O que pouca gente sabe é que o Brasil é pioneiro em pesquisas com canabidiol para tratamento de epilepsia, um dos usos já consolidados da maconha para fins medicinais. Apesar disso – e do discurso científico estar sendo usado com fartura no debate, tanto para legitimar a regulamentação quanto para alegar que não existem evidências que a justifiquem –, é quase impossível encontrar, na mídia em Português, materiais esclarecedoras sobre a pesquisa já realizada. Mais uma vez, a imprensa reproduz a polarização e o maniqueísmo reinantes, apresentando o debate nas vozes dos que combatem a “erva do diabo” e, de outro lado, daqueles que supostamente estão interessados apenas no “barato”, dos “maconheiros”. Falta, na minha avaliação, uma revisão cuidadosa das pesquisas e das evidências já existentes que, embora ainda sejam insuficientes para boa parte das enfermidades, sem dúvida indicam um imenso potencial que precisa ser urgentemente explorado, com responsabilidade e compromisso primordial com o interesse público.

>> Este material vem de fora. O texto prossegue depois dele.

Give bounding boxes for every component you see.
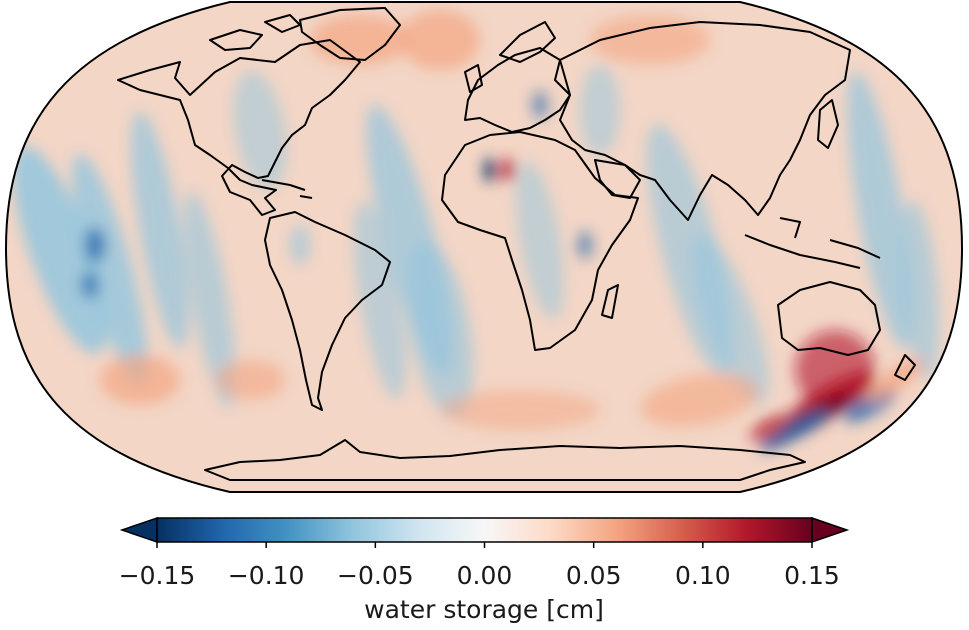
coastline-arabia	[594, 159, 641, 199]
field-anomaly	[353, 201, 407, 399]
field-anomaly	[532, 91, 548, 119]
coastline-africa	[441, 131, 639, 351]
colorbar-tick-label: −0.15	[119, 561, 196, 590]
field-anomaly	[590, 15, 710, 65]
field-anomaly	[847, 72, 913, 348]
coastline-asia	[559, 21, 851, 221]
field-anomaly	[580, 65, 620, 155]
field-anomaly	[290, 225, 310, 265]
colorbar: −0.15 −0.10 −0.05 0.00 0.05 0.10 0.15 water st…	[119, 516, 850, 624]
colorbar-tick-label: −0.10	[228, 561, 305, 590]
field-anomaly	[865, 358, 925, 402]
colorbar-ticks: −0.15 −0.10 −0.05 0.00 0.05 0.10 0.15	[119, 542, 840, 590]
coastline-new-zealand	[894, 354, 916, 381]
coastline-south-america	[264, 211, 391, 411]
colorbar-gradient	[156, 517, 813, 543]
map-panel	[4, 0, 964, 493]
coastline-arctic-islands	[209, 14, 301, 51]
field-anomaly	[760, 408, 830, 452]
coastline-europe	[464, 47, 571, 133]
colorbar-tick-label: 0.05	[566, 561, 622, 590]
water-storage-field	[12, 10, 940, 452]
coastline-british-isles	[464, 64, 483, 93]
field-anomaly	[640, 373, 760, 427]
field-anomaly	[12, 146, 108, 354]
field-anomaly	[900, 200, 940, 380]
field-anomaly	[691, 234, 769, 406]
field-anomaly	[406, 241, 474, 419]
coastline-scandinavia	[499, 21, 556, 63]
field-anomaly	[750, 414, 790, 442]
field-anomaly	[85, 227, 105, 263]
colorbar-extend-max	[811, 516, 850, 544]
field-anomaly	[515, 161, 565, 319]
field-anomaly	[484, 158, 496, 182]
coastline-caribbean	[261, 179, 313, 199]
coastline-japan	[817, 99, 839, 149]
field-anomaly	[131, 111, 189, 349]
field-anomaly	[100, 355, 180, 405]
colorbar-extend-min	[119, 516, 158, 544]
coastline-indonesia	[744, 217, 881, 269]
field-anomaly	[183, 191, 237, 409]
coastline-antarctica	[204, 439, 806, 481]
field-anomaly	[440, 390, 600, 430]
field-anomaly	[502, 158, 514, 182]
field-anomaly	[215, 360, 285, 400]
coastline-north-america	[117, 39, 361, 216]
coastline-australia	[777, 281, 881, 356]
colorbar-tick-label: 0.00	[457, 561, 513, 590]
field-anomaly	[81, 271, 99, 299]
globe-outline	[4, 0, 964, 493]
colorbar-tick-label: 0.10	[675, 561, 731, 590]
field-anomaly	[72, 153, 148, 387]
colorbar-label: water storage [cm]	[364, 595, 604, 624]
field-anomaly	[400, 10, 480, 70]
coastline-greenland	[299, 7, 401, 61]
field-anomaly	[233, 70, 287, 190]
colorbar-tick-label: −0.05	[337, 561, 414, 590]
field-anomaly	[310, 15, 410, 65]
colorbar-tick-label: 0.15	[784, 561, 840, 590]
coastlines	[117, 7, 916, 481]
field-anomaly	[577, 231, 593, 259]
coastline-madagascar	[601, 284, 619, 319]
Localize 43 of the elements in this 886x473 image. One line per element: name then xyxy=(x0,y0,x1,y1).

Ainda está em tempo, considerando a possibilidade – e a grande importância – da participação informada de diferentes segmentos da sociedade na consulta pública que deve se iniciar em breve.

Para concluir, deixo como dicas de leitura, que encontrei na minha busca por mais informações sobre o tema, a plataforma Sechat – em Português, reunindo principalmente notícias sobre o assunto, com viés para a legalização – e, especialmente, matéria extensa da revista do The New York Times, que apresenta a trajetória histórica do consumo de maconha (situando inclusive a associação entre criminalização e preconceito racial), comenta o lugar que vem sendo ocupado pelos movimentos de pacientes (citando efeitos sobre os estudos formais do que chama de “aplicações vernaculares” da maconha), explica como o canabidiol atua no organismo e, também, situa os diferentes estudos em andamento, indicando porque os derivados da maconha são compreendidos como extremamente promissores em diferentes condições.

Boas leituras, e até a semana que vem.